Berry season for the birds
Published 5:00 am Saturday, October 22, 2011
Quite the party has been taking place in the juniper trees in my backyard for the past few weeks.
Scores of birds have been devouring the trees’ berries. Robins, Steller’s jays and other birds I can’t identify have filled the branches of the trees, squabbling and squawking over their feast.
I’m delighted that the birds have found such bounty in my backyard. I’m even more delighted that the Steller’s jays, for once, aren’t screeching their little bird lungs out and threatening my sanity with their obnoxiousness — they are stuffing their loudmouth beaks with juniper berries instead.
One thing I am not delighted about, however, is the mess the birds are making.
File this under “nature is gross,” along with spittle bugs and earwigs: I’ve spent the past few Saturdays cleaning up hunks of chewed-up juniper berries off my deck and every other horizontal surface in my backyard.
It seems that in their frenzy to pack away as many calories as possible before winter sets in, the birds in my trees have been rather sloppy eaters. My deck is littered with the masticated flesh of juniper berries and the seeds that are within them. One week it was so bad, I could barely see the deck boards through the mess of mashed-up berries and tree debris left behind by these hungry birds.
“A lot of animals are gearing up for winter, trying to eat as much of the best stuff they can,” said Rob Bingham, manager of the Sunriver Nature Center. Which means any food sources at this time of year are being ravaged. Robins, according to one report, can eat 220 juniper berries a day.
“The fruity part is what attracts the bird to it,” Bingham said of juniper berries. “The great thing about fruit is it’s a really great way to get their seeds spread about. The fruity part lures the animal in,” then the birds eat the fruit and distribute the seeds.
The seeds pass through the digestive tracts of birds, according to a U.S. Forest Service silviculture manual, and are deposited elsewhere to germinate.
I have no problem with this method of reproduction. Good for the junipers for developing such an efficient method of seed dissemination. And good for the birds for taking advantage of nature’s bounty!

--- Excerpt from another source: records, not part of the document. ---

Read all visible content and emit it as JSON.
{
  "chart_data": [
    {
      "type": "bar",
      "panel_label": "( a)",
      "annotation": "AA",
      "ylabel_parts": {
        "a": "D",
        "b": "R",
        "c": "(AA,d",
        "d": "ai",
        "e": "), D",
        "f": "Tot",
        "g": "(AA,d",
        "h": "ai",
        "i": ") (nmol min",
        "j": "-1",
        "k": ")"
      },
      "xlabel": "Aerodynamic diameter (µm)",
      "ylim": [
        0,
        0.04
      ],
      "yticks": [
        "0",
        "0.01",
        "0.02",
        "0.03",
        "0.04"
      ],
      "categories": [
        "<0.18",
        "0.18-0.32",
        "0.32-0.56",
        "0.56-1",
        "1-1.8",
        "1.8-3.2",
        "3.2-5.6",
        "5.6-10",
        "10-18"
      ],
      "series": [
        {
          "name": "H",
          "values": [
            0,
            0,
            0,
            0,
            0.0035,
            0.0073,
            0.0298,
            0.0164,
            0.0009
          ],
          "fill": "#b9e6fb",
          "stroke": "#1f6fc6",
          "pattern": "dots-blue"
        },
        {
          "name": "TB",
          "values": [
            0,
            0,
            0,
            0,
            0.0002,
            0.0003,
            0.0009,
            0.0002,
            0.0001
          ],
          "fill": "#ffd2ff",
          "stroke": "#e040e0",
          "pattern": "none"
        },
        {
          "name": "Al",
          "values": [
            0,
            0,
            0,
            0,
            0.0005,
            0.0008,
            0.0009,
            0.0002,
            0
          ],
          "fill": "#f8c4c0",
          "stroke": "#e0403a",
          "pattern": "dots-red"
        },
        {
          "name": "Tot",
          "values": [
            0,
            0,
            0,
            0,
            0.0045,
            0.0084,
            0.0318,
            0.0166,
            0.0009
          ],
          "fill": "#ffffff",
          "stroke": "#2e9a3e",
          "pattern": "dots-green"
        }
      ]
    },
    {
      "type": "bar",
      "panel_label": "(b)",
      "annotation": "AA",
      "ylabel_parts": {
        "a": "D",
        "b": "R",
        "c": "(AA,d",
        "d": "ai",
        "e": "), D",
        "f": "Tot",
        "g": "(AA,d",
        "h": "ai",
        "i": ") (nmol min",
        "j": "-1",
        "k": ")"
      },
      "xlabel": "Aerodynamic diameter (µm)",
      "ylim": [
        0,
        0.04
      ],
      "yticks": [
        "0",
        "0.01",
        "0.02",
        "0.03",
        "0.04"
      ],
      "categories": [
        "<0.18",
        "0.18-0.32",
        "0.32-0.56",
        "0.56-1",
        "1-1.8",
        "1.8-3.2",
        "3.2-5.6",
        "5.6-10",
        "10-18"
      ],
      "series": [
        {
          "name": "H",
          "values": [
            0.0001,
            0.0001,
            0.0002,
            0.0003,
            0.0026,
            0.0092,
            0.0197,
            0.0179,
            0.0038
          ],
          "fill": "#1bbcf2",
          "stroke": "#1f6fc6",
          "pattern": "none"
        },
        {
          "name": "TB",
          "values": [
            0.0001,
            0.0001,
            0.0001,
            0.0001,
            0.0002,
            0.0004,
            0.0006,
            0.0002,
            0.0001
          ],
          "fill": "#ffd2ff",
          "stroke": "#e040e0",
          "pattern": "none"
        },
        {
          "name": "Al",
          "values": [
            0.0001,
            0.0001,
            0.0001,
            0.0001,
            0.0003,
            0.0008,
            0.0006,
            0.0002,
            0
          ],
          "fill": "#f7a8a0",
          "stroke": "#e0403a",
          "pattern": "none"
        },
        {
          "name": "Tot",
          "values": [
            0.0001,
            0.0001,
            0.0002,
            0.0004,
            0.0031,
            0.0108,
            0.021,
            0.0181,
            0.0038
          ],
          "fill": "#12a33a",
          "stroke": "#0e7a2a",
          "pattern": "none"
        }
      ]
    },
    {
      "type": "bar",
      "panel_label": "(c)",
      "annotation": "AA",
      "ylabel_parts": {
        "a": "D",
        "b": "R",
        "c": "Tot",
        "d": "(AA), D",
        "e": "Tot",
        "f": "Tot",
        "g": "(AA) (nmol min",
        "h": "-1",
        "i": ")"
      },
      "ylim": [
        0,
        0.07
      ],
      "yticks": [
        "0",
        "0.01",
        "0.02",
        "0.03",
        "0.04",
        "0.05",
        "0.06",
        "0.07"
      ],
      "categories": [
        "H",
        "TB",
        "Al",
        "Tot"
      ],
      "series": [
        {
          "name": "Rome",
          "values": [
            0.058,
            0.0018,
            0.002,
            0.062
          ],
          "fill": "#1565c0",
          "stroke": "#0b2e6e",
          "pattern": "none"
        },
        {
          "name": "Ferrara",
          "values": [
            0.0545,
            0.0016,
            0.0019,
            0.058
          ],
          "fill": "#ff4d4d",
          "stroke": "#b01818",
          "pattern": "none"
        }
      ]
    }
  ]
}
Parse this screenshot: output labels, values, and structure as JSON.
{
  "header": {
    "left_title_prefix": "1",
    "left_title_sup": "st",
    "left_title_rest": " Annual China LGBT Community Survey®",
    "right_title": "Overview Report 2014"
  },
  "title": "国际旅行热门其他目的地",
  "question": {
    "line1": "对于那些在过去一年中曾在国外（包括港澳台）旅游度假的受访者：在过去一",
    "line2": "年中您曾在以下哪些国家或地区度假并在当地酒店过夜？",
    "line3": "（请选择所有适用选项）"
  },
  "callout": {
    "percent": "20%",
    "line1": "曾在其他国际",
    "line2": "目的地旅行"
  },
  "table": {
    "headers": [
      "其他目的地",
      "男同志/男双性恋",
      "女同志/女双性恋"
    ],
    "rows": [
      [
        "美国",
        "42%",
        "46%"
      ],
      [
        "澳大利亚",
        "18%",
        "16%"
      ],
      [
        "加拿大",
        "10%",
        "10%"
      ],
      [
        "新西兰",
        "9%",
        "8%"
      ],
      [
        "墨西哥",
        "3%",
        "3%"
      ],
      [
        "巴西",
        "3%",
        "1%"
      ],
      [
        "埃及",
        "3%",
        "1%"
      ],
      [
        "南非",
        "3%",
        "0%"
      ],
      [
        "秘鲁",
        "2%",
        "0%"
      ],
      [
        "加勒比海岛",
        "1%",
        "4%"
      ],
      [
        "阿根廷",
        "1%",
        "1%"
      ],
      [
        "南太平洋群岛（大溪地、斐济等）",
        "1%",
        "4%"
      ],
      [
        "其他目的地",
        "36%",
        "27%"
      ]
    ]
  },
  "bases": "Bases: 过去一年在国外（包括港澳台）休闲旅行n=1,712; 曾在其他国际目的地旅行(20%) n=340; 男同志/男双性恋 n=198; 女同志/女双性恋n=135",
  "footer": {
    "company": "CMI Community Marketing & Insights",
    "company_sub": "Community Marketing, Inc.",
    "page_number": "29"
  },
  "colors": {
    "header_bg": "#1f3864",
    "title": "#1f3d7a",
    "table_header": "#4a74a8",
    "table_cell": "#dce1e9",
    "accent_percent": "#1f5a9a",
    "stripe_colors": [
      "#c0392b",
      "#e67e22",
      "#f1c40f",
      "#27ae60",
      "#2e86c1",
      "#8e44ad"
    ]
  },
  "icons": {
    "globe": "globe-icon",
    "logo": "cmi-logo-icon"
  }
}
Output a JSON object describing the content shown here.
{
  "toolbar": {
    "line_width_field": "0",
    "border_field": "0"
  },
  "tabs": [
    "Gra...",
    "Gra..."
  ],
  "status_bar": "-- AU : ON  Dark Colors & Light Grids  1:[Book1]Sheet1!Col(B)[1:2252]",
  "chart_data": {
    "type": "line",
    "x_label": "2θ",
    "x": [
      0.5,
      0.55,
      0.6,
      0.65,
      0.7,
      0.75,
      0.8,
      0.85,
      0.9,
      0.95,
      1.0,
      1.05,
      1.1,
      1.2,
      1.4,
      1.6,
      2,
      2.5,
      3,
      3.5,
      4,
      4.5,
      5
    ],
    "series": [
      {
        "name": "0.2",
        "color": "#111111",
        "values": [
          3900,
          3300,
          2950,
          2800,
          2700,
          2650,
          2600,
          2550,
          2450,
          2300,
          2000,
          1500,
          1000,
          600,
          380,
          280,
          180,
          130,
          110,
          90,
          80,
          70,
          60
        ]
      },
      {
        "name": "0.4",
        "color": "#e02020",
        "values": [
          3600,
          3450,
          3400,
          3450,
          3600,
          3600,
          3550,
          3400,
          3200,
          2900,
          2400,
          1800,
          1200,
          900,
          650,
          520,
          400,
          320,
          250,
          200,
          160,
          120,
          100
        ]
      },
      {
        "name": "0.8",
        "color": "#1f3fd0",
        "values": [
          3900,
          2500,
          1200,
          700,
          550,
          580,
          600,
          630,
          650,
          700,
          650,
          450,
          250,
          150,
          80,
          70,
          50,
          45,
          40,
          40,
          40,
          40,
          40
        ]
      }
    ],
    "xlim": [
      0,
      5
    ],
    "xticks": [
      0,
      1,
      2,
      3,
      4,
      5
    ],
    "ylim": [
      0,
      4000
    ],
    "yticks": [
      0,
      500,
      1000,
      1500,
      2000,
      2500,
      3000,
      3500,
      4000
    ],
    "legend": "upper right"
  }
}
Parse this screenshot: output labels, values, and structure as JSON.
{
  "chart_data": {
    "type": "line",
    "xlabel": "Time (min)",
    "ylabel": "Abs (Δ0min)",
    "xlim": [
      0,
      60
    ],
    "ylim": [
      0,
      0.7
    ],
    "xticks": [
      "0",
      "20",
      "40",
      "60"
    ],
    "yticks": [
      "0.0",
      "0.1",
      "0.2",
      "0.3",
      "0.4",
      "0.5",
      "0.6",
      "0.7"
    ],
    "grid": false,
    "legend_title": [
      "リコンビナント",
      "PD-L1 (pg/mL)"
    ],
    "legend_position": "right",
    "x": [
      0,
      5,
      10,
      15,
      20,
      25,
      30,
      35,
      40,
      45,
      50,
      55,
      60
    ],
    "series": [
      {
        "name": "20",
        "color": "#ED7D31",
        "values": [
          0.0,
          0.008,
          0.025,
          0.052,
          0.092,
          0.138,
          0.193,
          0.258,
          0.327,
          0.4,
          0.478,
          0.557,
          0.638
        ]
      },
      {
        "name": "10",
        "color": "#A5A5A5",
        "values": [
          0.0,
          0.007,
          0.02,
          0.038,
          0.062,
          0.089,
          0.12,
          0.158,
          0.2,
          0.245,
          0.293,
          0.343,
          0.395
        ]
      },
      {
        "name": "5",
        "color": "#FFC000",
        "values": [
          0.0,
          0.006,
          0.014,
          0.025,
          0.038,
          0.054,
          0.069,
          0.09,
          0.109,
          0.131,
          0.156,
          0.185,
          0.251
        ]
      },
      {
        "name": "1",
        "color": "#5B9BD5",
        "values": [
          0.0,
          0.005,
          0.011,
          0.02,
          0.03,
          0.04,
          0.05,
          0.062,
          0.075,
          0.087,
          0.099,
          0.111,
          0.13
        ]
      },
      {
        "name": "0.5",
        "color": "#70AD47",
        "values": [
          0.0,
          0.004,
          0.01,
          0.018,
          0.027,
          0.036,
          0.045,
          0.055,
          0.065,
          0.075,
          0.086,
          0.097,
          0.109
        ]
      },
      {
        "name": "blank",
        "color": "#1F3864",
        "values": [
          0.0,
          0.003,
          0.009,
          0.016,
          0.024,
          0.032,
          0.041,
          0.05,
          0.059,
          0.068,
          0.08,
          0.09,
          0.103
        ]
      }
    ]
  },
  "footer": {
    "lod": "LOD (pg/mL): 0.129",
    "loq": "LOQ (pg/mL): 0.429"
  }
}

However, I am sick to death of the mess they leave behind.
“It’s a war zone on fruit and seeds,” Bingham said. “It’s almost a frenzy.
“There is a certain sloppiness factor.”
That’s putting it mildly. These birds could make a mob of toddlers with finger paint look like neat freaks.
Gooey globs of resinous juniper pulp fall from my trees at regular intervals, speckling the deck, my patio chairs and everything else. On a few occasions, these chunks of mashed berry bits have fallen on my person, a fact I’d just as soon forget about, considering that the sticky paste I’ve scraped off my arm had recently been chewed up inside a bird’s mouth.
And forget about walking barefoot on the deck.
In addition to the mess of pre-chewed berries the birds leave behind, there’s also the rain of tree parts they instigate. Every time a bird moves through the branches, a deluge of needles, twigs and berries falls to the ground.
Which means the deck is also covered with whole berries, needle pieces and sticks. These subsequently are stepped on by the human and canine members of my household and tracked onto the living room carpet.
I think I give up. I concede. They aren’t my juniper trees; they belong to the birds. Well, have at ’em, my avian friends. I’ll be inside washing the sap off my shoes.